Enter the Snake Pit for Fast and Easy Spark

Veranstaltet von Munich Cassandra Users - by DataStax -

Öffentliche Gruppe

Dies ist ein vergangenes Event

33 Personen haben teilgenommen

Bild des Veranstaltungsortes

Details

We are joining forces with our friends from NoSQL Munich Meetup Group (http://www.meetup.com/munich-nosql-meetup/) for this great Meetup with Jon Haddad who is coming all the way from America to meet us!

-----

Agenda:

18:30 - Doors Open (Pizza to be served at this time)
19:00 - Jon Haddad: Enter the Snake Pit for Fast and Easy Spark
19:45 - Alex Petrov: Optimising Cassandra Usage for Data Crunching backends
20:30 - Networking

-----

Speaker:
Jon Haddad

Bio:
Jon has 15 years experience in both development and operations.
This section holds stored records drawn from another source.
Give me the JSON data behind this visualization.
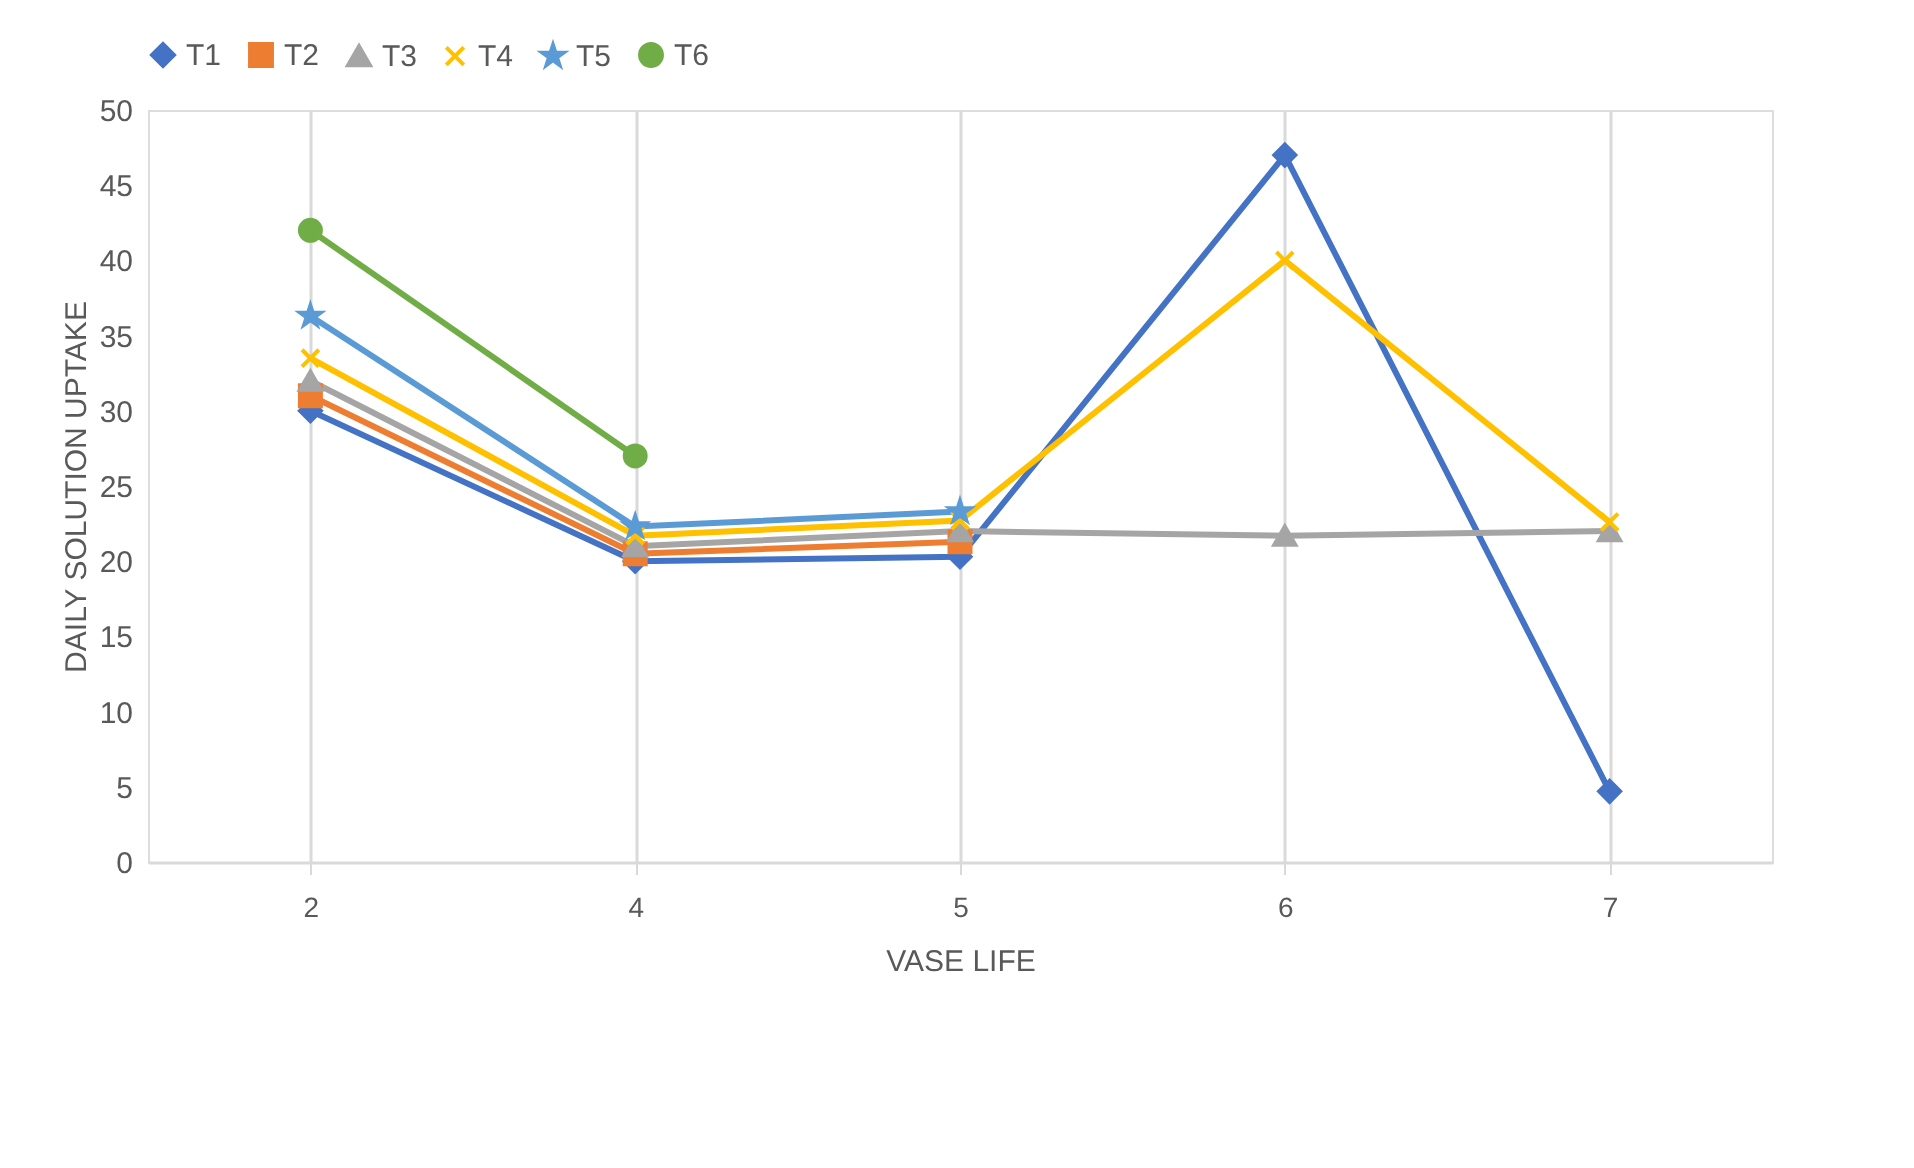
{
  "chart_data": {
    "type": "line",
    "xlabel": "VASE LIFE",
    "ylabel": "DAILY SOLUTION UPTAKE",
    "categories": [
      "2",
      "4",
      "5",
      "6",
      "7"
    ],
    "series": [
      {
        "name": "T1",
        "color": "#4472c4",
        "marker": "diamond",
        "values": [
          30,
          20,
          20.3,
          47,
          4.7
        ]
      },
      {
        "name": "T2",
        "color": "#ed7d31",
        "marker": "square",
        "values": [
          31,
          20.5,
          21.3,
          null,
          null
        ]
      },
      {
        "name": "T3",
        "color": "#a5a5a5",
        "marker": "triangle",
        "values": [
          32,
          21,
          22,
          21.7,
          22
        ]
      },
      {
        "name": "T4",
        "color": "#ffc000",
        "marker": "cross",
        "values": [
          33.5,
          21.7,
          22.7,
          40,
          22.6
        ]
      },
      {
        "name": "T5",
        "color": "#5b9bd5",
        "marker": "star",
        "values": [
          36.3,
          22.3,
          23.3,
          null,
          null
        ]
      },
      {
        "name": "T6",
        "color": "#70ad47",
        "marker": "circle",
        "values": [
          42,
          27,
          null,
          null,
          null
        ]
      }
    ],
    "ylim": [
      0,
      50
    ],
    "yticks": [
      0,
      5,
      10,
      15,
      20,
      25,
      30,
      35,
      40,
      45,
      50
    ],
    "grid": "x",
    "legend": "top",
    "line_style": "solid"
  }
}
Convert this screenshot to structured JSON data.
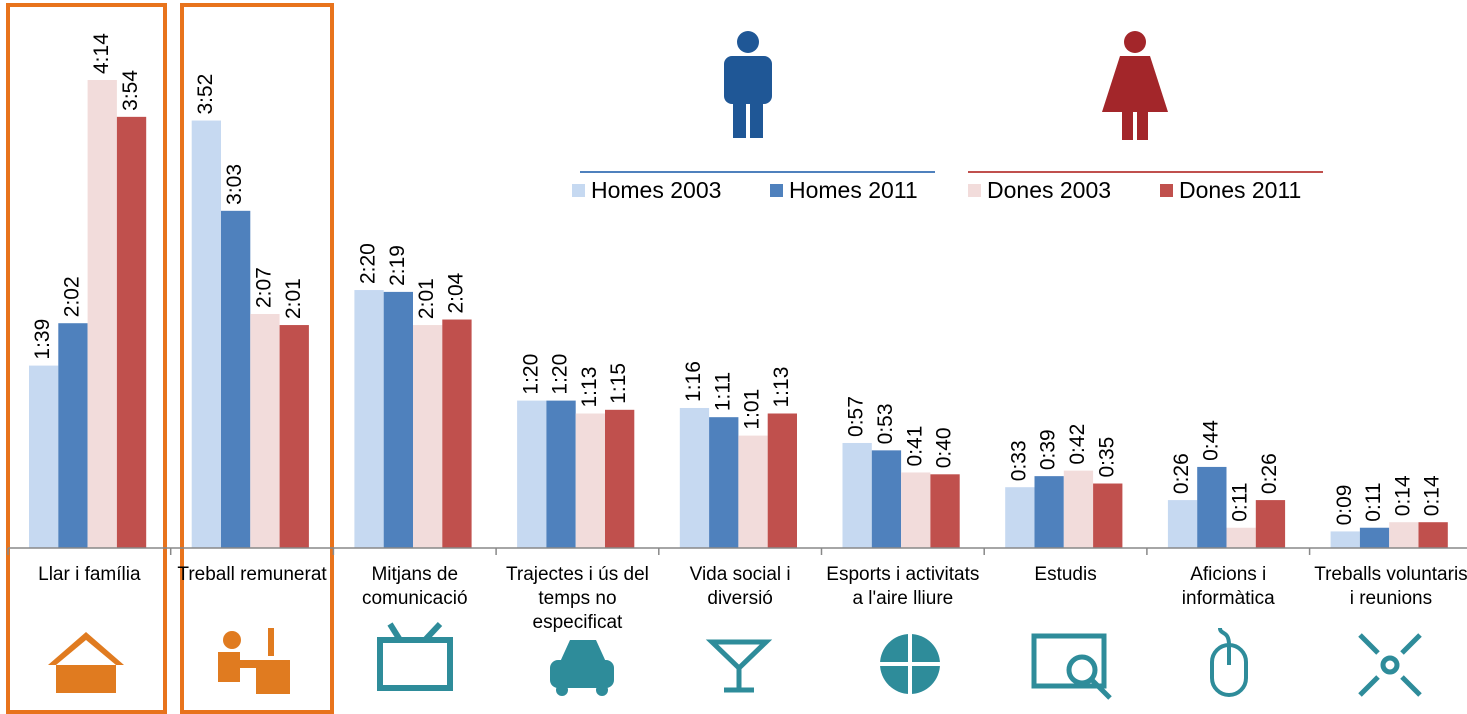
{
  "chart_data": {
    "type": "bar",
    "categories": [
      "Llar i família",
      "Treball remunerat",
      "Mitjans de comunicació",
      "Trajectes i ús del temps no especificat",
      "Vida social i diversió",
      "Esports i activitats a l'aire lliure",
      "Estudis",
      "Aficions i informàtica",
      "Treballs voluntaris i reunions"
    ],
    "series": [
      {
        "name": "Homes 2003",
        "color": "#c6d9f1",
        "values": [
          99,
          232,
          140,
          80,
          76,
          57,
          33,
          26,
          9
        ],
        "value_labels": [
          "1:39",
          "3:52",
          "2:20",
          "1:20",
          "1:16",
          "0:57",
          "0:33",
          "0:26",
          "0:09"
        ]
      },
      {
        "name": "Homes 2011",
        "color": "#4f81bd",
        "values": [
          122,
          183,
          139,
          80,
          71,
          53,
          39,
          44,
          11
        ],
        "value_labels": [
          "2:02",
          "3:03",
          "2:19",
          "1:20",
          "1:11",
          "0:53",
          "0:39",
          "0:44",
          "0:11"
        ]
      },
      {
        "name": "Dones 2003",
        "color": "#f2dcdb",
        "values": [
          254,
          127,
          121,
          73,
          61,
          41,
          42,
          11,
          14
        ],
        "value_labels": [
          "4:14",
          "2:07",
          "2:01",
          "1:13",
          "1:01",
          "0:41",
          "0:42",
          "0:11",
          "0:14"
        ]
      },
      {
        "name": "Dones 2011",
        "color": "#c0504d",
        "values": [
          234,
          121,
          124,
          75,
          73,
          40,
          35,
          26,
          14
        ],
        "value_labels": [
          "3:54",
          "2:01",
          "2:04",
          "1:15",
          "1:13",
          "0:40",
          "0:35",
          "0:26",
          "0:14"
        ]
      }
    ]
  }
}
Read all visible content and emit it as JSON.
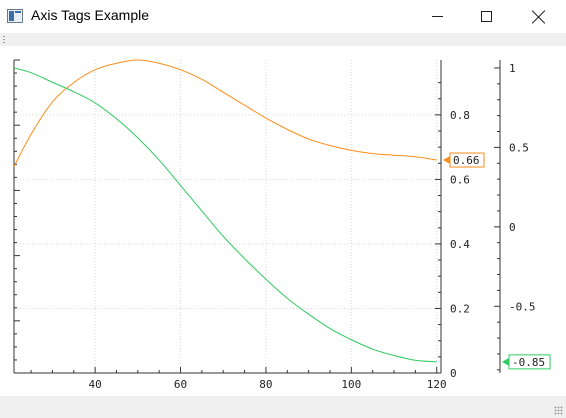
{
  "window": {
    "title": "Axis Tags Example",
    "icons": {
      "app": "window-app-icon",
      "minimize": "minimize-icon",
      "maximize": "maximize-icon",
      "close": "close-icon"
    }
  },
  "chart_data": {
    "type": "line",
    "title": "",
    "grid": true,
    "legend": "none",
    "x_axis": {
      "range": [
        21,
        121
      ],
      "ticks": [
        40,
        60,
        80,
        100,
        120
      ],
      "tick_labels": [
        "40",
        "60",
        "80",
        "100",
        "120"
      ]
    },
    "y_axis_left": {
      "range": [
        0,
        0.97
      ],
      "ticks": [],
      "tick_labels": []
    },
    "y_axis_inner_right": {
      "range": [
        0,
        0.97
      ],
      "ticks": [
        0,
        0.2,
        0.4,
        0.6,
        0.8
      ],
      "tick_labels": [
        "0",
        "0.2",
        "0.4",
        "0.6",
        "0.8"
      ]
    },
    "y_axis_outer_right": {
      "range": [
        -0.92,
        1.05
      ],
      "ticks": [
        -0.5,
        0,
        0.5,
        1
      ],
      "tick_labels": [
        "-0.5",
        "0",
        "0.5",
        "1"
      ]
    },
    "series": [
      {
        "color": "#ff8c1a",
        "axis": "inner_right",
        "x": [
          21,
          25,
          30,
          35,
          40,
          45,
          50,
          55,
          60,
          65,
          70,
          75,
          80,
          85,
          90,
          95,
          100,
          105,
          110,
          115,
          120
        ],
        "y": [
          0.64,
          0.74,
          0.84,
          0.9,
          0.94,
          0.96,
          0.97,
          0.96,
          0.94,
          0.91,
          0.87,
          0.83,
          0.79,
          0.755,
          0.725,
          0.705,
          0.69,
          0.68,
          0.675,
          0.67,
          0.66
        ],
        "tag": "0.66"
      },
      {
        "color": "#2ecc60",
        "axis": "outer_right",
        "x": [
          21,
          25,
          30,
          35,
          40,
          45,
          50,
          55,
          60,
          65,
          70,
          75,
          80,
          85,
          90,
          95,
          100,
          105,
          110,
          115,
          120
        ],
        "y": [
          1.0,
          0.97,
          0.91,
          0.85,
          0.78,
          0.68,
          0.56,
          0.42,
          0.26,
          0.1,
          -0.06,
          -0.2,
          -0.33,
          -0.45,
          -0.55,
          -0.64,
          -0.71,
          -0.77,
          -0.81,
          -0.84,
          -0.85
        ],
        "tag": "-0.85"
      }
    ]
  }
}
For the last 10 he's worked at various startups in southern California. For the last 2 years he's been the maintainer of cqlengine, the Python object mapper for Cassandra, now integrated into the native Cassandra driver. He's a Technical Evangelist at Datastax, continuing to focus on advancing Cassandra in the Python, operations and data science communities. Jon holds a degree in Computer Science from the University of Vermont. Technical Evangelist at DataStax.

Title:
Enter the Snake Pit for Fast and Easy Spark

Abstract:
Everyone knows that Python isn’t suitable for massive scale analytics, right? Wrong. Spark 1.3 introduced data frames, which allow for high performance Spark batch jobs, streaming, and machine learning over massive datasets. In this talk you’ll learn how to combine Cassandra, a highly scalable, always on OLTP data store, with PySpark, a framework for distributed computation. You'll learn how PySpark matches the performance that you’d see from either Scala or Java, something only a year ago was impossible. I’ll show you how to unleash the full power of SQL with Cassandra data - that means joins, aggregations, and complex where clauses. Lastly I’ll show you how to wrap up your queries with rich visualizations. So let’s get started and put the death wrap on your data.

----

Speaker:
Alex Petrov

Bio:
Alex is a Polyglot Programmer, Lead Data Infrastructure Engineer at Instana Inc, a long-term Cassandra user, 2015 Cassandra MVP, Project Reactor committer, working on data processing pipelines, distributed systems and near-realtime processing backends.

Talk:
Optimising Cassandra Usage for Data Crunching backends

Abstract:
He’s going to talk about using Cassandra for data procesing backends: how to run complex offline aggregate queries on large datasets with stream fusion, a great concept that has raised from the research from University of New South Wales. The talk is also going to cover how to pack your models, how to make access them in a fast, concurrent manner.